Corresponding author: jansafonova@mail.ru

Abstract

The article considers some issues of inclusive academic physical education and potential contributions of the academic physical education model to the disabled students’ competitive personality building process for their success on the modern labour markets. Special emphasis is made on a social model acceptable for people with disorders and geared to remove a variety of psychological, communicational and physical barriers they face.

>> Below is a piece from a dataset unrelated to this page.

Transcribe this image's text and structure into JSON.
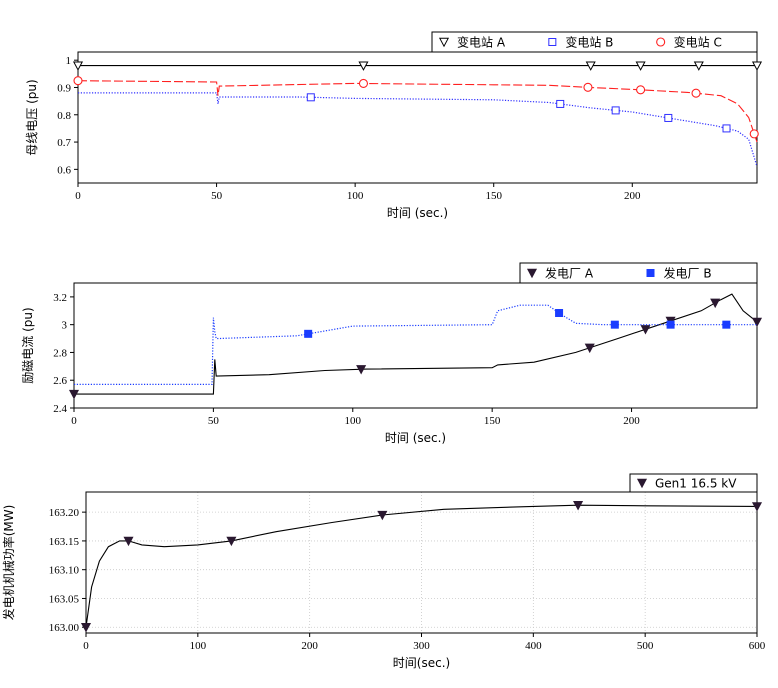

The study underlines the need for the academic health bodies revising their policies and practices in the disabled students’ physical education control to rather reasonably encourage the natural thrust and demand for inclusive physical culture and promote it than release the students from the academic physical education courses. The study spells out the necessary conditions for the academic inclusion policies being successful to contribute to the base general cultural competency building process by means of the applied academic physical education model.